従業員の人件費はそう簡単には減らせないので、固定費として出ていくことになります。
そうすると、2023年度のPLを見る限り、キオクシアは年間の売上高が1.3~1.4兆円程度無いと、黒字化できない企業体質になっていると言えます。売上原価+販管費だけで1.2~1.3兆円かかっているので、これを上回る売上が無いと、黒字にはならないということです。
もちろん、メモリの売価を上げることができれば、売上高を上げることはできますが、NANDフラッシュメモリは良くも悪くも汎用品で、競合メーカーも多数存在するので、そう簡単に製品の売価を上げることはできません。
というわけで、キオクシアが黒字化できるかどうかは、年間売上高が1.3~1.4兆円を超えるかどうかが、1つの線になってきます。四半期の売上に換算すると、3250-3500億円程度の売上に相当します。
2024年3月期の決算は赤字がほぼ確定
さて、2023年度のキオクシアとキオクシアホールディングスの決算公告を見てきました。
2023年の四半期決算は、4-6月期と7-9月期を足すと2300億円の赤字となっています。
まだ、10-12月期と1-3月期が残っていますが、残りの半年で2300億円の赤字を取り返すためには、各四半期で1000億円程度の黒字を確保せねばなりません。
競合の半導体メモリメーカーが、まだメモリで黒字転換できていない状況を見ると、キオクシアだけ黒字転換できる可能性は低いです。
そうすると、2024年3月期の決算は通年で赤字になる公算が高いです。
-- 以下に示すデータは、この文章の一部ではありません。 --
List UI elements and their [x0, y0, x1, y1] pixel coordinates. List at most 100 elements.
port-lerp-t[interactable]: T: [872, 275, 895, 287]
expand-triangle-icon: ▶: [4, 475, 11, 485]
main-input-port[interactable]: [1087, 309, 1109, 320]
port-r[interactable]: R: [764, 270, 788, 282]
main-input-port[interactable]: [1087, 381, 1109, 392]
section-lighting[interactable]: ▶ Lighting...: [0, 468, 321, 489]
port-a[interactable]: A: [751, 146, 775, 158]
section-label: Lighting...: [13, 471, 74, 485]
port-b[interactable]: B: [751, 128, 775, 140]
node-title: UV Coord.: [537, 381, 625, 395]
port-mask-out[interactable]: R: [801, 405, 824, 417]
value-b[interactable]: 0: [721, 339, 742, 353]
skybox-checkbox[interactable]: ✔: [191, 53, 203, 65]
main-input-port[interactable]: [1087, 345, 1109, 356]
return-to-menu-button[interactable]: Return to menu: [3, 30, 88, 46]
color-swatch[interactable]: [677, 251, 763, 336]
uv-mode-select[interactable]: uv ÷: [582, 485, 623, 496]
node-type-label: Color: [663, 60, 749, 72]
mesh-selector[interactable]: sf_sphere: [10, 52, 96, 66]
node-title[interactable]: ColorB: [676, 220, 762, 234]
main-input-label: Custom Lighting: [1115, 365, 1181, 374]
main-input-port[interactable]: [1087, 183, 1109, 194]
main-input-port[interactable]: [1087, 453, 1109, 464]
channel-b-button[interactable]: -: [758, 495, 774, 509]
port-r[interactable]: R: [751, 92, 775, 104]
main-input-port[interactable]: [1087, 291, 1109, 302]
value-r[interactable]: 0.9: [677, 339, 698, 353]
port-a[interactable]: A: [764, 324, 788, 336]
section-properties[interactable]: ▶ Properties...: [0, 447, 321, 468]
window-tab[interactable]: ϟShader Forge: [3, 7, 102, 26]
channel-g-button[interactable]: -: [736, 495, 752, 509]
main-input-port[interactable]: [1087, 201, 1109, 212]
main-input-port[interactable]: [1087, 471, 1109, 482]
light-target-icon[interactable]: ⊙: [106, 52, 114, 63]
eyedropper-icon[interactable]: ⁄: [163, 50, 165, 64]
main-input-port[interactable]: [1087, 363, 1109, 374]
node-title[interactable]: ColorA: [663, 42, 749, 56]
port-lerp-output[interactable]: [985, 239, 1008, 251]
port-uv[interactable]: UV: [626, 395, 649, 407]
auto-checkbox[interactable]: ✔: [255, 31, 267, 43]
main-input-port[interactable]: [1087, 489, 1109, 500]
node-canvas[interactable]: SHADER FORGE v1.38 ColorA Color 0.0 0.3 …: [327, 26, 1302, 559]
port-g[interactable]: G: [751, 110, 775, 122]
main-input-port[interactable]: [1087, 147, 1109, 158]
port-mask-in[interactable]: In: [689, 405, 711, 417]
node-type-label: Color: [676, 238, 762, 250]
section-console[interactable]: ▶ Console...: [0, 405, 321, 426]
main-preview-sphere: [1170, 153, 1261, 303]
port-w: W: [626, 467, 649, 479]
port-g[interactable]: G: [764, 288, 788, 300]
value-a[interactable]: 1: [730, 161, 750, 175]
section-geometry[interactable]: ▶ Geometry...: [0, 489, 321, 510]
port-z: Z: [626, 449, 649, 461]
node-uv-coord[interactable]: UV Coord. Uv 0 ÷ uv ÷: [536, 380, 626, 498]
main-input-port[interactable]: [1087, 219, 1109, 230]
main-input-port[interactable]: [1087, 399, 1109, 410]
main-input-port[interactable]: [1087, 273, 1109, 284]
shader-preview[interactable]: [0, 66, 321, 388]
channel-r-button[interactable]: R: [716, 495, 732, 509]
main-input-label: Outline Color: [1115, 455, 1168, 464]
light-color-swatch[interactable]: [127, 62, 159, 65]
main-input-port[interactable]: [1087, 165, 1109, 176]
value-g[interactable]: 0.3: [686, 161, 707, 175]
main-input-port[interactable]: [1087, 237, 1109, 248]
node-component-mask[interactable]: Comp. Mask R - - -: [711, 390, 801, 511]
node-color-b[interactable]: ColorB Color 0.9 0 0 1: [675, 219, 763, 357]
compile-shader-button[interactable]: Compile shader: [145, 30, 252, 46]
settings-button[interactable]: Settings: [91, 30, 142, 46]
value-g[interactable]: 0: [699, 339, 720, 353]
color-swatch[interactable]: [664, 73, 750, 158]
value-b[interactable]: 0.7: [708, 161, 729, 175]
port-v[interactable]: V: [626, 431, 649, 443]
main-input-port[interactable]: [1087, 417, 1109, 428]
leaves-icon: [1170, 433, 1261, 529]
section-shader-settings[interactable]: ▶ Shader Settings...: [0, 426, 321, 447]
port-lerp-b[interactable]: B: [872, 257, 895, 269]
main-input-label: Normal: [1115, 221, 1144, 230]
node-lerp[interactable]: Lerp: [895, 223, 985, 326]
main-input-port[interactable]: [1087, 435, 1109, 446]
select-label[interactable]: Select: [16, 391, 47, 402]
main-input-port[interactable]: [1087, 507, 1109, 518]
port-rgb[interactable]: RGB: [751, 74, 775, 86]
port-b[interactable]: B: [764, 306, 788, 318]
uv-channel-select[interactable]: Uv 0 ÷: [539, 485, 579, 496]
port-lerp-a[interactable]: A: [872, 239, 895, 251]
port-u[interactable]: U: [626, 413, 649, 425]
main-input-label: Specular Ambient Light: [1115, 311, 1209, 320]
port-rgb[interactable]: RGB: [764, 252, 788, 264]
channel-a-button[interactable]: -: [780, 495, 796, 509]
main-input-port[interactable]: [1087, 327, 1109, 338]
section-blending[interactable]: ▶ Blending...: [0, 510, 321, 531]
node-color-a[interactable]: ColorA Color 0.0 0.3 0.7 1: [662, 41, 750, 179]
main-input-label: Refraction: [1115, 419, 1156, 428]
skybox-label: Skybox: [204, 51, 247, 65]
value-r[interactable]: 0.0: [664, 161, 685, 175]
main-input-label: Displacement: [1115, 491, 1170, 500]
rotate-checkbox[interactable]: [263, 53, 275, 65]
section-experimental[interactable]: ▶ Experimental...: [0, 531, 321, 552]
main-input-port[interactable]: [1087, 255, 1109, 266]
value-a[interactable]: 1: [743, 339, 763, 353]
2023年3月期の決算も通年で赤字なので、2年連続で通年で赤字の決算になることが、容易に予測できます。
2年連続で赤字決算になると良くないことも出てくるので(追加で借金することが困難になったり、現状借りている借金の借り換えの条件が厳しくなることが予測されます)、お金の観点から見るとキオクシアには正念場になるでしょう。
実際にキオクシアの決算がどうなるのかは、決算発表があり次第このブログでも取り上げていきます。
まとめ
この記事では、、半導体メモリメーカーであるキオクシアの2023年度のBSとPLを出したうえで、内容を読み解いてきました。
会計基準の違いや、連結決算と単体決算の違いがあるので、単純には比べられませんが、ある程度見えてくる部分はあるのではないかと私は考えています。
このブログでは、半導体に関する記事を他にも書いています。半導体メモリ業界が中心ですが、興味がある記事があれば読んでみてください。
この記事はここまでです。ここまで読んでくださってありがとうございました。
コメント
コメント一覧 (2件)
正直言って2年連続この規模の赤字だとやばいですよ
WDCとの合併または政府の支援が無ければジリ貧かと
メモリおじさん さん。コメントありがとうございます。
東急三崎口です。
ご指摘のとおりで、さらに赤字が続くようなことがあるとかなり厳しいところまで追い込まれると考えています。
個人的には、キオクシアの2023年10-12月期の決算で赤字幅を縮小できるかどうかに注目しています。
今後ともよろしくお願いいたします。